Note that there is a global pip configuration active on Vera and Alvis (see pip config -v list) that by default sets the following options for pip install:

  • --no-user option is very important to avoid accidentally doing user installations that in turn would break a lot of things.
  • --no-cache-dir option is required to avoid it from reusing earlier installations from the same user in a different environment.
  • --no-build-isolation is to make sure that it uses the loaded modules from the module system when building any Cython libraries.

For more information see this external guide

Accessing virtual environments in Jupyter Notebook

If you're using virtual-environments in connection with Jupyter Notebook you might have problems that the kernel used in Jupyter doesn't recognize the correct site-packages. To resolve this do the following after completing the above steps

$ module load virtualenv/20.23.1-GCCcore-12.3.0 matplotlib/3.7.2-gfbf-2023a SciPy-bundle/2023.07-gfbf-2023a h5py/3.9.0-foss-2023a
$ module load JupyterLab/4.0.5-GCCcore-12.3.0
$ source my_venv/bin/activate
$ python -m ipykernel install --user --name=my_venv --display-name="My Python"

and then when running your notebooks you should be able to select this as your kernel, see screenshots below for where to find this option.

In notebooks Changing kernel is done under Kernel>Change kernel>My Python or in jupyterlab In jupyterlab change kernel after clicking on the current kernel

  • Note: about using your virtual environment on OnDemand portal, please refer to OpenOndemand portals

Conda environments

Anaconda licensing

Anaconda and the default channel has license requirements. We recommend that you use miniforge with the conda-forge channel instead.

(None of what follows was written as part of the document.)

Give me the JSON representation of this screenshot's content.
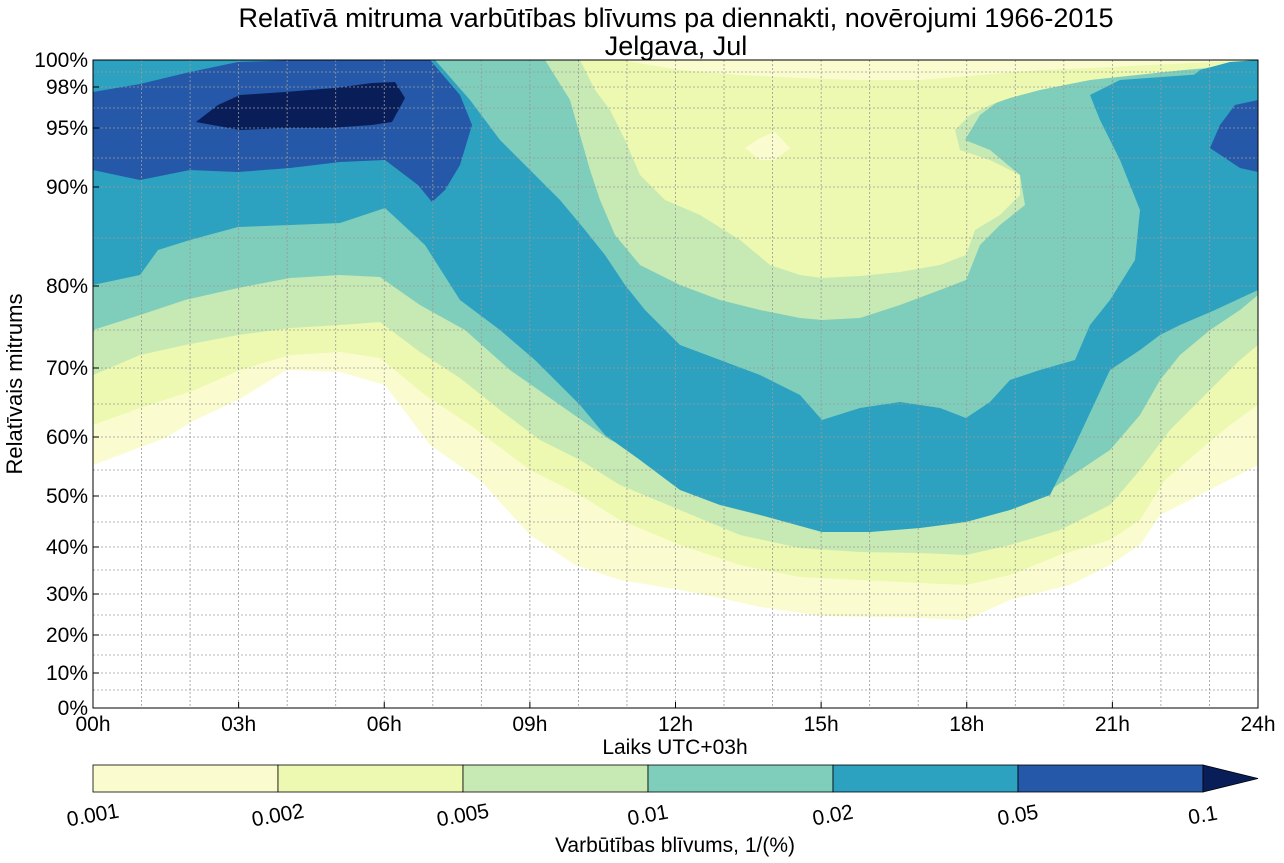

We strongly recommend creating condaenvironments inside containers. There are example recipes at

/apps/containers/Conda/conda-example1.def
/apps/containers/Conda/conda-example2.def
/apps/containers/Conda/conda-example3.def

which after you've built them can be used as e.g.

apptainer exec conda-example.sif python my_script.py

This drastically reduces the installation size and the number of files (down to 1), making it much better for network storage. Please see our container page for more details.

There are Miniforge3 modules available, which can be directly used (but might not be as optimized as the other software in the module tree). If you need to set up a conda environment, you should instead always use a container.

Note

The containers themselves serve as environments, you don't need to set up conda environments inside the containers (see example recipes) as it only complicates using the container. If you install with an environment.yml prefer installing into "base".

Matplotlib

Using matplotlib in python script

Please note that when running matplotlib in python script, you might want to run

import matplotlib
matplotlib.use('Agg')

to avoid matplotlib using the X Windows backend, which does not work if X forwarding is not enabled (i.e. does not work in batch jobs).

Using matplotlib in jupyter notebook

To use matplotlib in notebook, you can enable the inline backend by

%matplotlib inline

on the top of your notebook. [Reference]

NumPy and SciPy

As it is impractical to have each individual extension as a module, so you can find the optimized builds of numpy and scipy as part of the SciPy-bundle. In general, you can use module keyword xxx to search for a particular extension that might be part of a module bundle.